The Mongolia that Andrews fell in love with is long gone, the world he inhabited is only a memory–and I’m old enough now to empathize with that. My world’s pretty much gone, too, and I don’t much like the one that’s replaced it. And yet there’s more to it than that.

I somehow got the impression of a man who, wherever he went, didn’t quite fit in. Certainly he was needing something that he couldn’t seem to find.

And then, watching some film footage of Andrews’ expeditions, it occurred to me that maybe the wistfulness was in me, not the writer. Watching the black-and-white ghosts of Andrews’ bygone world, I found myself longing for it in some way that I could hardly understand.

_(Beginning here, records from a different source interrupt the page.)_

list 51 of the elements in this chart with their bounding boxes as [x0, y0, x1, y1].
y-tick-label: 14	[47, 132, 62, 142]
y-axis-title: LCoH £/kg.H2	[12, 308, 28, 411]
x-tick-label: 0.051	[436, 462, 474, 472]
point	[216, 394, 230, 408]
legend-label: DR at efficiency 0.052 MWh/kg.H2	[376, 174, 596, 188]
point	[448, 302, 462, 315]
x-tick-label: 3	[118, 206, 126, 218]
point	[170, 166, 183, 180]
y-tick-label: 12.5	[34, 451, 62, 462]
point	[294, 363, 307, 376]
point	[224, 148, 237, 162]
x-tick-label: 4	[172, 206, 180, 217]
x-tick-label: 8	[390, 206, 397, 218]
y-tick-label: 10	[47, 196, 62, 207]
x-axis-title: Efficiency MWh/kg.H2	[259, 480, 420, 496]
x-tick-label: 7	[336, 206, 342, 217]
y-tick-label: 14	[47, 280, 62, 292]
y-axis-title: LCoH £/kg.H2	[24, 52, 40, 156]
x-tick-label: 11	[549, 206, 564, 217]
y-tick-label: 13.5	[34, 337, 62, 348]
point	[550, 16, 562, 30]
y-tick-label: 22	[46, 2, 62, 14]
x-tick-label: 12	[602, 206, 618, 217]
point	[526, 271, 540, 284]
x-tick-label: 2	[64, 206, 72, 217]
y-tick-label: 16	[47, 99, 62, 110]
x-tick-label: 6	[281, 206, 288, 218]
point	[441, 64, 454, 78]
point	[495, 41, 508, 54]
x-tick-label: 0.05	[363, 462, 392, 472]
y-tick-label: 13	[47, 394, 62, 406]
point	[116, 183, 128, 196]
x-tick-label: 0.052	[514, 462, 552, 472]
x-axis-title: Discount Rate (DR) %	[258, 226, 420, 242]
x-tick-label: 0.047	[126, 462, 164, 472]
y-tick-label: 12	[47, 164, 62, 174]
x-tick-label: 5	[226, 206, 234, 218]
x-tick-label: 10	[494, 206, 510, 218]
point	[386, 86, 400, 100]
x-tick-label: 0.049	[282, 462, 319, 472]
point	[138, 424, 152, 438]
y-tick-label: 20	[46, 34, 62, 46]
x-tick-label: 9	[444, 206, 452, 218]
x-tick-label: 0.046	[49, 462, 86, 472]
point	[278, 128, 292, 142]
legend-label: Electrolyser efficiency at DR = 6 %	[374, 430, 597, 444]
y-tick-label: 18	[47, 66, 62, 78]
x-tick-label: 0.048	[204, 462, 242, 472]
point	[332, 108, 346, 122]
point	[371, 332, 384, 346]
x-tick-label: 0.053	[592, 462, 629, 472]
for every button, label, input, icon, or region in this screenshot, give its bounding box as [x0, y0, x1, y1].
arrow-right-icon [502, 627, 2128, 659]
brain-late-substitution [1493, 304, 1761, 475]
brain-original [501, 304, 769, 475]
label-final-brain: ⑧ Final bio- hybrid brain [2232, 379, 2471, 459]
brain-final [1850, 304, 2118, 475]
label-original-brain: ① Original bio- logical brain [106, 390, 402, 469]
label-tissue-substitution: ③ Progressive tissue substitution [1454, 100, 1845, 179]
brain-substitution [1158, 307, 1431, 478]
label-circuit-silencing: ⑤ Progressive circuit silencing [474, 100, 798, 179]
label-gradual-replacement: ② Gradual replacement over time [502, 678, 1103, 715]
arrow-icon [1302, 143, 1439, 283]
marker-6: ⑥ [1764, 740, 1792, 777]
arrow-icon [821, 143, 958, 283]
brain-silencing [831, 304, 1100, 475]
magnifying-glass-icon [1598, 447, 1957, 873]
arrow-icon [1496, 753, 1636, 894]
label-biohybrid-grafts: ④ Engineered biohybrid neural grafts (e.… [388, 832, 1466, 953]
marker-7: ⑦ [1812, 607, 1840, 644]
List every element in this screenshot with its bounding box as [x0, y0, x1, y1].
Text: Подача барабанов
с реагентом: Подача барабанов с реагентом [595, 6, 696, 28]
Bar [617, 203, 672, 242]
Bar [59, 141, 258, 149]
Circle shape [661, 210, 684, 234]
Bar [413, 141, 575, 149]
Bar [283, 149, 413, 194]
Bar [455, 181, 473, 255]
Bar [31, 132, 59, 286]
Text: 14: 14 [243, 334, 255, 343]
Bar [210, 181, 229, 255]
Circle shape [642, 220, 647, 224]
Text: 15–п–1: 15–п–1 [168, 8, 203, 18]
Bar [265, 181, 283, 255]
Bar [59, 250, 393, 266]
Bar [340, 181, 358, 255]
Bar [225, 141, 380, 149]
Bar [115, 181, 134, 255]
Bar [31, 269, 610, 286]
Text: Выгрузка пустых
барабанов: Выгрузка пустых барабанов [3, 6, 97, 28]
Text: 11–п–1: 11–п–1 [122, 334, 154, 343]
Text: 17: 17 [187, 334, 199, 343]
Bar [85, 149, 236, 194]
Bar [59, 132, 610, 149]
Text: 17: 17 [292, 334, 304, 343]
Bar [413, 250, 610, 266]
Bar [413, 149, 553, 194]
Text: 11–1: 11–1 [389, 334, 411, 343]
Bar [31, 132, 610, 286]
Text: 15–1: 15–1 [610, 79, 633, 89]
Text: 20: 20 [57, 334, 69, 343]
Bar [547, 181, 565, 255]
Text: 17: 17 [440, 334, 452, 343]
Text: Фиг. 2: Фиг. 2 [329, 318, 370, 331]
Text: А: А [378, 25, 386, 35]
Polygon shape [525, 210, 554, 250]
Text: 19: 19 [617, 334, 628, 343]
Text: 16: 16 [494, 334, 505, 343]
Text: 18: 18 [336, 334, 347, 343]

I have read much of Andrews’ non-fiction, and now I’ve read his novel, written more than twenty years after he had to leave Mongolia for good, the communist regime having kicked out all the Westerners. And now I think I know what Roy Chapman Andrews was missing–mind you, my conclusion is based only on the words he committed to publication.

There is no sign, in any of this printed work, that the author had any communion with the God who created him, whose Son redeemed him. And looking out on our God-rejecting age–which, with a little bad luck and a lot of stupidity and wickedness, could turn out looking like Northern China in 1926–it makes me think that a human being without God is incomplete, and will never be complete. There is only so far we can go without Him, and that’s not far enough.

Which, I believe, was the broken part of Roy Chapman Andrews. He traveled very far indeed, but never far enough.